Was auf den ersten Blick zunächst nach einer Kompetenzerweiterung aussieht, wird auf den zweiten Blick schon wieder konterkariert. Die eigenständige Entscheidung zu Häufigkeit und Dauer einer verordnungsfähigen Maßnahme durch eine Pflegefachperson ist etwa in regelmäßigen Abständen mit dem/der verordnenden Arzt/Ärztin abzustimmen. Außerdem ist gemäß § 5a Abs.4 HKP-RL zwischen der vorausgegangenen Verordnung und der Folgeverordnung spätestens nach drei Monaten ein „persönlicher Arzt-Patienten-Kontakt" herzustellen. Unter Umständen organisiert dann die Pflegefachperson diesen Kontakt, da sie aufgrund ihrer Tätigkeit in der häuslichen Kran kenpflege ohnehin zum Patienten/zur Patientin in Verbindung steht.
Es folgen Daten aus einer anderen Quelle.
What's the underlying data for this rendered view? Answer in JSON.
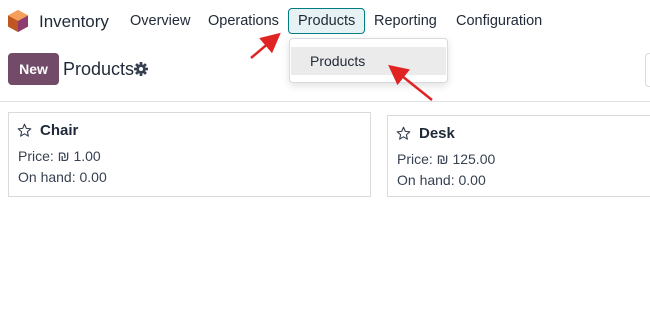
{
  "navbar": {
    "app_name": "Inventory",
    "menu": {
      "overview": "Overview",
      "operations": "Operations",
      "products": "Products",
      "reporting": "Reporting",
      "configuration": "Configuration"
    },
    "active_menu": "Products"
  },
  "dropdown": {
    "items": [
      "Products"
    ]
  },
  "control_panel": {
    "new_label": "New",
    "title": "Products"
  },
  "kanban": {
    "cards": [
      {
        "name": "Chair",
        "price": "Price: ₪ 1.00",
        "on_hand": "On hand: 0.00"
      },
      {
        "name": "Desk",
        "price": "Price: ₪ 125.00",
        "on_hand": "On hand: 0.00"
      }
    ]
  },
  "colors": {
    "brand": "#714b67",
    "active_menu_border": "#017e84",
    "annotation_arrow": "#e02424"
  },
  "icons": {
    "logo": "inventory-app-logo",
    "settings": "gear-icon",
    "favorite": "star-icon"
  }
}
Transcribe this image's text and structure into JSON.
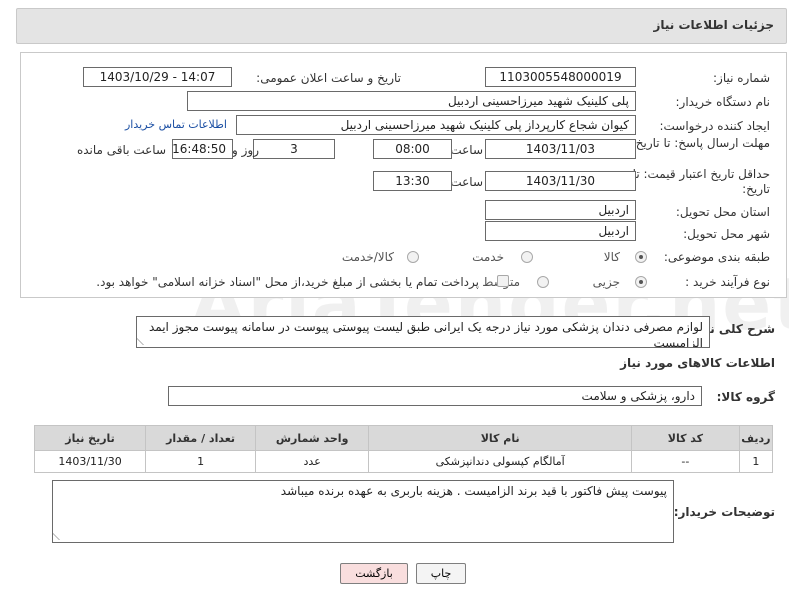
{
  "header": {
    "title": "جزئیات اطلاعات نیاز"
  },
  "form": {
    "need_number_label": "شماره نیاز:",
    "need_number": "1103005548000019",
    "announce_label": "تاریخ و ساعت اعلان عمومی:",
    "announce_value": "1403/10/29 - 14:07",
    "buyer_org_label": "نام دستگاه خریدار:",
    "buyer_org": "پلی کلینیک شهید میرزاحسینی اردبیل",
    "creator_label": "ایجاد کننده درخواست:",
    "creator": "کیوان شجاع کارپرداز پلی کلینیک شهید میرزاحسینی اردبیل",
    "contact_link": "اطلاعات تماس خریدار",
    "reply_deadline_label": "مهلت ارسال پاسخ: تا تاریخ:",
    "reply_date": "1403/11/03",
    "time_label": "ساعت",
    "reply_time": "08:00",
    "days": "3",
    "days_and": "روز و",
    "remaining_time": "16:48:50",
    "remaining_label": "ساعت باقی مانده",
    "validity_label": "حداقل تاریخ اعتبار قیمت: تا تاریخ:",
    "validity_date": "1403/11/30",
    "validity_time": "13:30",
    "province_label": "استان محل تحویل:",
    "province": "اردبیل",
    "city_label": "شهر محل تحویل:",
    "city": "اردبیل",
    "category_label": "طبقه بندی موضوعی:",
    "category_options": [
      "کالا",
      "خدمت",
      "کالا/خدمت"
    ],
    "process_label": "نوع فرآیند خرید :",
    "process_options": [
      "جزیی",
      "متوسط"
    ],
    "payment_note": "پرداخت تمام یا بخشی از مبلغ خرید،از محل \"اسناد خزانه اسلامی\" خواهد بود."
  },
  "description": {
    "label": "شرح کلی نیاز:",
    "text": "لوازم مصرفی دندان پزشکی مورد نیاز درجه یک ایرانی طبق لیست پیوستی پیوست  در سامانه پیوست مجوز ایمد الزامیست"
  },
  "goods": {
    "section_title": "اطلاعات کالاهای مورد نیاز",
    "group_label": "گروه کالا:",
    "group_value": "دارو، پزشکی و سلامت",
    "columns": [
      "ردیف",
      "کد کالا",
      "نام کالا",
      "واحد شمارش",
      "تعداد / مقدار",
      "تاریخ نیاز"
    ],
    "rows": [
      {
        "row": "1",
        "code": "--",
        "name": "آمالگام کپسولی دندانپزشکی",
        "unit": "عدد",
        "qty": "1",
        "date": "1403/11/30"
      }
    ]
  },
  "buyer_notes": {
    "label": "توضیحات خریدار:",
    "text": "پیوست پیش فاکتور با قید برند الزامیست . هزینه باربری به عهده برنده میباشد"
  },
  "buttons": {
    "print": "چاپ",
    "back": "بازگشت"
  },
  "watermark": "AriaTender.net",
  "colors": {
    "header_bg": "#e4e4e4",
    "link": "#1a4ea3",
    "back_button_bg": "#f9dede"
  }
}
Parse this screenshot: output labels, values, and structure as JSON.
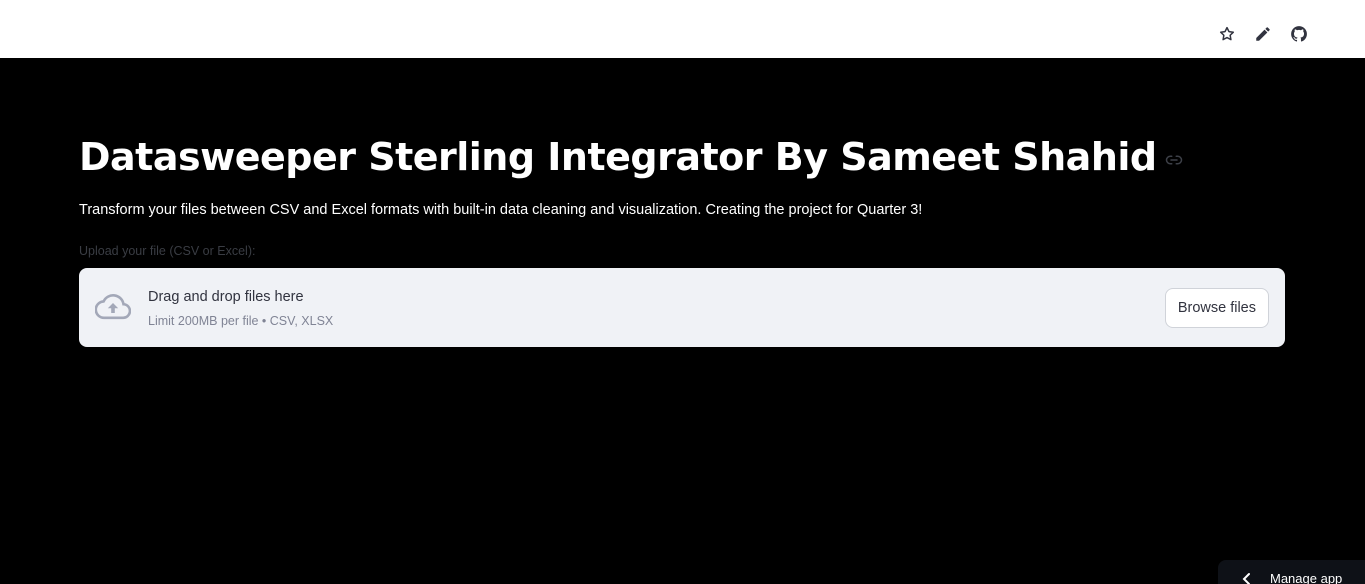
{
  "topbar": {
    "icons": [
      "star-icon",
      "edit-icon",
      "github-icon"
    ]
  },
  "main": {
    "title": "Datasweeper Sterling Integrator By Sameet Shahid",
    "subtitle": "Transform your files between CSV and Excel formats with built-in data cleaning and visualization. Creating the project for Quarter 3!",
    "uploader": {
      "label": "Upload your file (CSV or Excel):",
      "drop_text": "Drag and drop files here",
      "limit_text": "Limit 200MB per file • CSV, XLSX",
      "browse_label": "Browse files"
    }
  },
  "footer": {
    "manage_label": "Manage app"
  },
  "colors": {
    "background": "#000000",
    "topbar": "#ffffff",
    "dropzone": "#f0f2f6",
    "text_dark": "#31333f",
    "text_muted": "#808495"
  }
}
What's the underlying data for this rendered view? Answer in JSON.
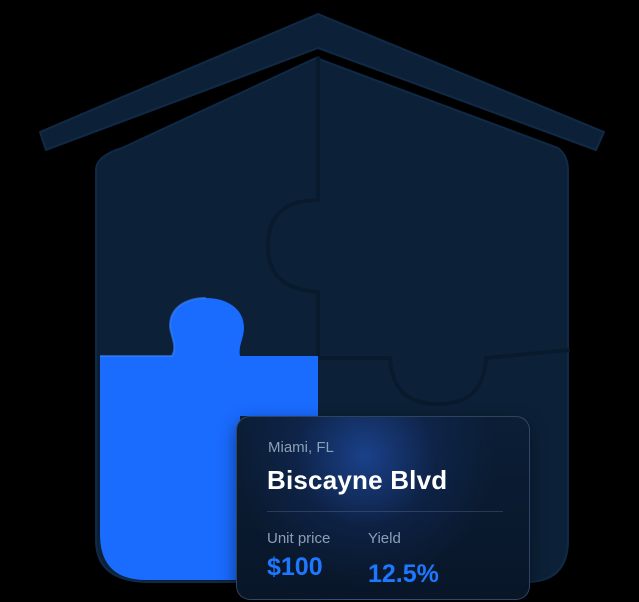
{
  "colors": {
    "house_dark": "#0c2138",
    "house_edge": "#0f2a47",
    "piece_blue": "#1a6cff",
    "card_bg": "#0a1a30",
    "accent_blue": "#1e78ff",
    "muted_text": "#8d9fb8"
  },
  "card": {
    "location": "Miami, FL",
    "title": "Biscayne Blvd",
    "unit_price_label": "Unit price",
    "unit_price_value": "$100",
    "yield_label": "Yield",
    "yield_value": "12.5%"
  }
}
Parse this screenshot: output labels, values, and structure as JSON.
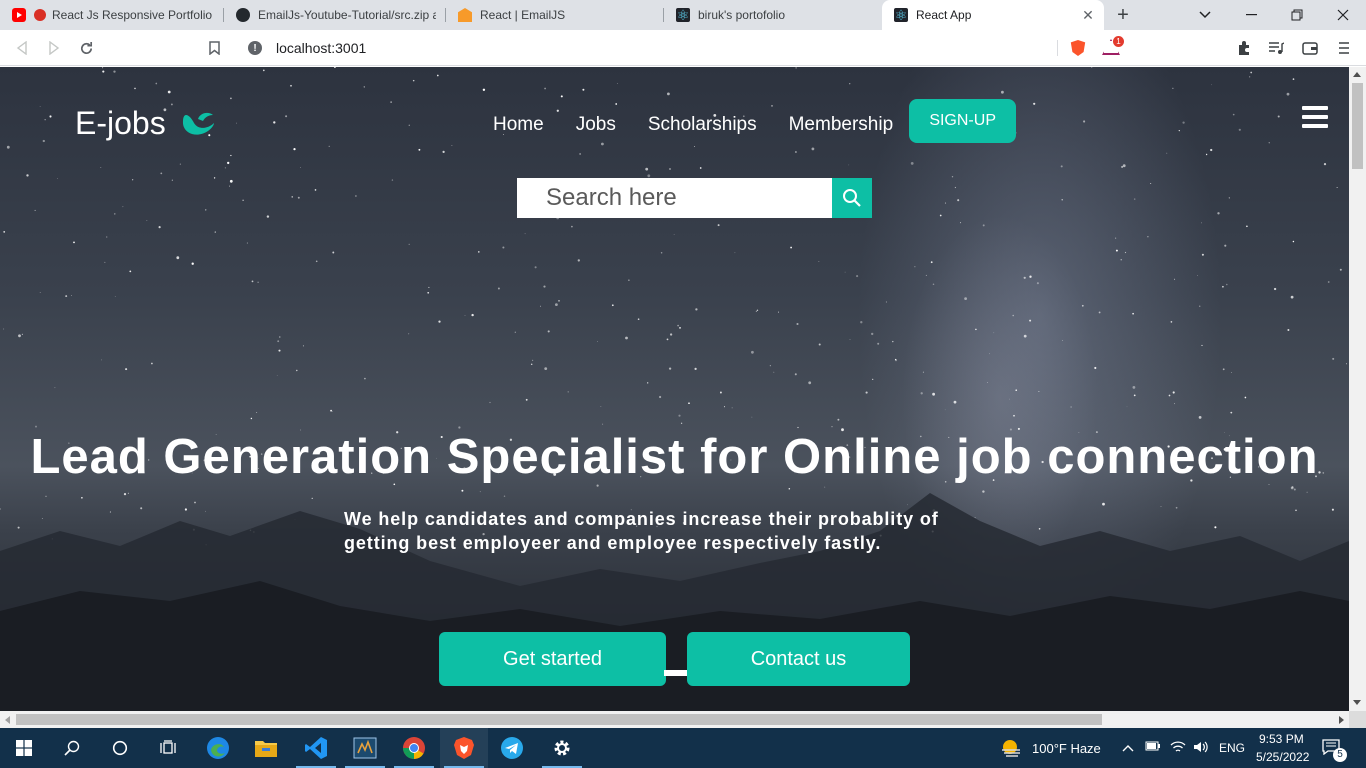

In §5a Abs.5 HKP-RL wird zudem darauf hingewiesen, dass bei wichtigen medizinischen Gründen der/die verordnende Arzt/Ärztin die Häufigkeit und Dauer selbst auf der Verordnung anzugeben hat. Damit wird die Fachkompetenz der Pflegefachperson im Prinzip infrage gestellt bzw. wird den verordnenden Ärzten/Ärztinnen das Recht eingeräumt, sich hier weiterhin in die vermeintlich neuen Befugnisse der Pflegefachpersonen einzumischen.

Abhängigkeit bleibt bestehen

Der neue G-BA-Beschluss ändert nichts an der grundsätzlichen Ausrichtung der HKP-RL, die die ärztliche Verordnung der häuslichen Krankenpflege regelt und damit auch deren Dauer und deren Genehmigung durch die Krankenkassen sowie die Zusammenarbeit mit den verordnenden Ärzten und Ärztinnen. Die Verantwortung und damit auch das Recht der Verordnung obliegt weiterhin der Ärzteschaft und die entsprechen de Genehmigung den Krankenkassen. Trotz des neuen Pflegeberufegesetzes (PflBG), das nach §4 PflBG erstmals Vorbehaltsaufgaben der beruflich Pflegenden regelt, erscheint die bereits seit Jahrzehnten verbandspolitisch angestrebte Handlungsautonomie der beruflich Pflegenden in weiteren Gesetzen und Richtlinien nicht gewollt zu sein. Anzustreben wäre im Zuge des PflBG eigentlich das Arbeiten auf Augenhöhe, das sich bereits mit einer eigenen Verordnungskompetenz für Pflegefachpersonen herbeiführen ließe. Veranlasste Leistungen im Sinne der HKP-RL sollten sich nicht aus medizinischen Gründen ergeben, sondern vielmehr aus der pflegefachlichen Bedarfssituation des Patienten/der Patientin. Anzustreben wäre aus Sicht der Pflegefachpersonen außerdem nicht einfach nur die bloße Kompensation einer fehlenden Person im Haushalt der Versicherten gemäß §6 Abs.3 HKP-RL, sondern eine echte Befugnis ohne eine übergeordnete Ärzteschaft. Aus meiner Sicht sind Pflegefachpersonen deutlich qualifizierter und kompetenter, als man es ihnen mit der neuen HKP-RL tatsächlich zumutet.